Osso Bucco with Risotto
One of my all-time comfort food recipes. Serve with risottos or on mashed potato with steamed asparagus or green beans. Don’t skip the Gremolata topping it gives that extra something you’d be crazy to miss out on!
Ingredients
2 bones (in slices) of veal or beef shin
Olive oil (to fry)
1/4 cup plain flour
1 onion, chopped
1 carrot, chopped
1 stalk of celery, chopped
2 cloves of garlic, finely chopped
250ml white wine
1 can peeled chopped tomatoes
100ml chicken stock
Sprig of fresh rosemary and thyme, chopped Salt and pepper
Gremolata
2 tablespoons chopped parsley
Pinch of sea salt
Zest of lemon finely chopped
1 clove garlic chopped
Risotto Milanese
1 cup arborio rice
An onion chopped fine
1/2 cup white wine
Spoon full of butter and 1 tablespoon olive oil to fry
Hot chicken stock (approx. 4 cups)
Method
1. To make the gremolata, mix all ingredients together and set aside.
2. Dust your meat with the flour on both sides and season with salt and pepper.

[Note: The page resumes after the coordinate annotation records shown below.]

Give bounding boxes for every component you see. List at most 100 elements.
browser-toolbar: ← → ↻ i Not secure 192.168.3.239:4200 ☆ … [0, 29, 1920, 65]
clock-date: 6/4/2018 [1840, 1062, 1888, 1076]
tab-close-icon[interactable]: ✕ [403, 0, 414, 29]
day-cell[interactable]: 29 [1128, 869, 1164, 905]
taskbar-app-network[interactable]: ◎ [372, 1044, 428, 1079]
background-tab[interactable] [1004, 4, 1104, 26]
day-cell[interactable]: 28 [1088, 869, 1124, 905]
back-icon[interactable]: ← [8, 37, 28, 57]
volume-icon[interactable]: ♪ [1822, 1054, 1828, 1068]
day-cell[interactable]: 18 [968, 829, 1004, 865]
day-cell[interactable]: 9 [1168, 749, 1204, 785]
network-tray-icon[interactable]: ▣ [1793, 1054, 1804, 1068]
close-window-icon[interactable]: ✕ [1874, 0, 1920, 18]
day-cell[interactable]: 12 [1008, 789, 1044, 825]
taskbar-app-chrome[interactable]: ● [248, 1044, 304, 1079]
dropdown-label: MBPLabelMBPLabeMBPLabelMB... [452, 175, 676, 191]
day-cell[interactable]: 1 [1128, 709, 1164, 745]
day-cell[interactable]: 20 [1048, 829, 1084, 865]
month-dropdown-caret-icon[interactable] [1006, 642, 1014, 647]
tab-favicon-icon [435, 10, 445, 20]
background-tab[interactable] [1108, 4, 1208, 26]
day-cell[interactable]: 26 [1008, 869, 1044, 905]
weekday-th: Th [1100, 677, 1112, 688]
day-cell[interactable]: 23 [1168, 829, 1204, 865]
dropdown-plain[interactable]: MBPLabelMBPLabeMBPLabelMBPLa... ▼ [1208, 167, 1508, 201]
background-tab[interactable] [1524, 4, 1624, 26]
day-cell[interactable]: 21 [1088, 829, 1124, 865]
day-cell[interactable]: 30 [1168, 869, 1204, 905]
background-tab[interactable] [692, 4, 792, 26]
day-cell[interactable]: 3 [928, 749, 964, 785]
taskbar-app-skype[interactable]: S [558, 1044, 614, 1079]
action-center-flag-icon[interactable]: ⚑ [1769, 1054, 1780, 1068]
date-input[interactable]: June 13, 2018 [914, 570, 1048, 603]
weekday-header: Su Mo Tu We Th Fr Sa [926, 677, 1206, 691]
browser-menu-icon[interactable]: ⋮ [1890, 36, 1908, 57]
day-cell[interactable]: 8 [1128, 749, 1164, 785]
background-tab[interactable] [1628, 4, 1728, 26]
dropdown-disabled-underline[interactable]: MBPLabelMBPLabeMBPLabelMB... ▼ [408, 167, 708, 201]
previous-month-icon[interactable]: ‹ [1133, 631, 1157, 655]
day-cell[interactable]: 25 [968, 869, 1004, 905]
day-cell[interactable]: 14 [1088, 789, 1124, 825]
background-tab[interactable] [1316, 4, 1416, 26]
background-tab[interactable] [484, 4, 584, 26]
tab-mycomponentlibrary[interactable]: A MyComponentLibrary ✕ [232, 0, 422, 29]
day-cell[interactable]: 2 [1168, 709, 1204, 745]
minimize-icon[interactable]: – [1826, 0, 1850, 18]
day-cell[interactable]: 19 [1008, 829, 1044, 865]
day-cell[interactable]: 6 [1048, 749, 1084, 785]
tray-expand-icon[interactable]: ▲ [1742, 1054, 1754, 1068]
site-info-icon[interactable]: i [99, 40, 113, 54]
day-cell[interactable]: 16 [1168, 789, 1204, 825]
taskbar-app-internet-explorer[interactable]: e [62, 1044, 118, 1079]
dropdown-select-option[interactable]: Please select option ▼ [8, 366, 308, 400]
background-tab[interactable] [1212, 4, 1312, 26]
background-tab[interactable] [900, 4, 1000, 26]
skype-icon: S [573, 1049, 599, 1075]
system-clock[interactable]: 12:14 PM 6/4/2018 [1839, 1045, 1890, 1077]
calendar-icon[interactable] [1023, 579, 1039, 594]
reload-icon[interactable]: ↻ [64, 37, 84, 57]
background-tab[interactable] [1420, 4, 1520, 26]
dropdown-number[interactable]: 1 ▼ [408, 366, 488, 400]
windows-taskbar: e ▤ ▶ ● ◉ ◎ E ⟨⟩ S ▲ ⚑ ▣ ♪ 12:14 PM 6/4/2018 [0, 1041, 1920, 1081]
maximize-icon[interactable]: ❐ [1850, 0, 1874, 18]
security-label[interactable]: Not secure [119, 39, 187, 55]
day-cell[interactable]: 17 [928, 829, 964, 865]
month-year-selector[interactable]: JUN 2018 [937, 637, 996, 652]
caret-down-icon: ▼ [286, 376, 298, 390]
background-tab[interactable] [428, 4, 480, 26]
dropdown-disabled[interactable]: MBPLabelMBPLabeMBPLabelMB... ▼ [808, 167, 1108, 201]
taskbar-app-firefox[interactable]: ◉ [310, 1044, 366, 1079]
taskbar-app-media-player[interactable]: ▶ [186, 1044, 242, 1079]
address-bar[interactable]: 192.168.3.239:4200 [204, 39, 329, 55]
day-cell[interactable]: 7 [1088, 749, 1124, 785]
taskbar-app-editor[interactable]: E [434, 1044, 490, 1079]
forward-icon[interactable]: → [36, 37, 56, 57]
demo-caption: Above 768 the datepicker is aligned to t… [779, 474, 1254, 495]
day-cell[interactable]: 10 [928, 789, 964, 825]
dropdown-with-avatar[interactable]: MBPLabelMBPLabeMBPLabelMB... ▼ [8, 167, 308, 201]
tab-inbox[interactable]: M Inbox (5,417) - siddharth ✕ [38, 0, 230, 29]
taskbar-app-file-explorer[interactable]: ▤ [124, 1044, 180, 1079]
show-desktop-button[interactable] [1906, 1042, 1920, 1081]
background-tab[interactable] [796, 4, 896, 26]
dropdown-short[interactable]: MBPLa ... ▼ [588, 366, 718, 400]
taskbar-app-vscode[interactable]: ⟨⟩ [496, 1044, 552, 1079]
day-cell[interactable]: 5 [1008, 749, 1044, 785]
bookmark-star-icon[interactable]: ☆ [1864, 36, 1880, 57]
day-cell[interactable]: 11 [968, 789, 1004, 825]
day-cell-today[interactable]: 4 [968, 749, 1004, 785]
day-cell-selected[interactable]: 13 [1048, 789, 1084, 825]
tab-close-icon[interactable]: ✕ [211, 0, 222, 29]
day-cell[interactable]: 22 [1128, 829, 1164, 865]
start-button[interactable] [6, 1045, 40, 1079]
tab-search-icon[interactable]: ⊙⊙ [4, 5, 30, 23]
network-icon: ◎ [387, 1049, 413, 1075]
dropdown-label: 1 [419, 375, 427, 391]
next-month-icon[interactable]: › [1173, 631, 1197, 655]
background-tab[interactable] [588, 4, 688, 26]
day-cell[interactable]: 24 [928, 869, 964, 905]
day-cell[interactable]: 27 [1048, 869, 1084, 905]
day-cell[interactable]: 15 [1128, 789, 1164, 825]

3. Heat a splash of olive oil in a frypan and fry until the meat is golden brown.
4. Remove from the pan and place meat into a small slow cooker or a in a casserole dish.
5. Using the same fry pan add a knob of butter and fry the chopped onion, garlic, carrot and celery for 1-2 minutes.
6. Add wine, tomatoes and herbs, season with salt and pepper and pour this over your meat.
7. Cook on high for 3 hours in the slow cooker or in the oven on a low heat for 3-4 hours, you want the meat tender, but still intact on the bone.
8. To make the risotto, heat butter and olive oil in a frypan.
9. Add in onions and fry gently until just translucent. Add in the rice and let the grains get coated with the butter and oil.
10. Add wine and once the wine is cooked off, ladle in hot stock a little at a time.
11. The risotto is ready when all the liquid has cooked away and your rice is tender and ready to eat.
12. At this point traditionally you would add some extra butter and parmesan but if you’re having it with the rich Osso Bucco I don’t think you need it.
13. Serve immediately with the Osso Bucco and sprinkle over the gremolata. Pairs beautifully with a glass of red wine!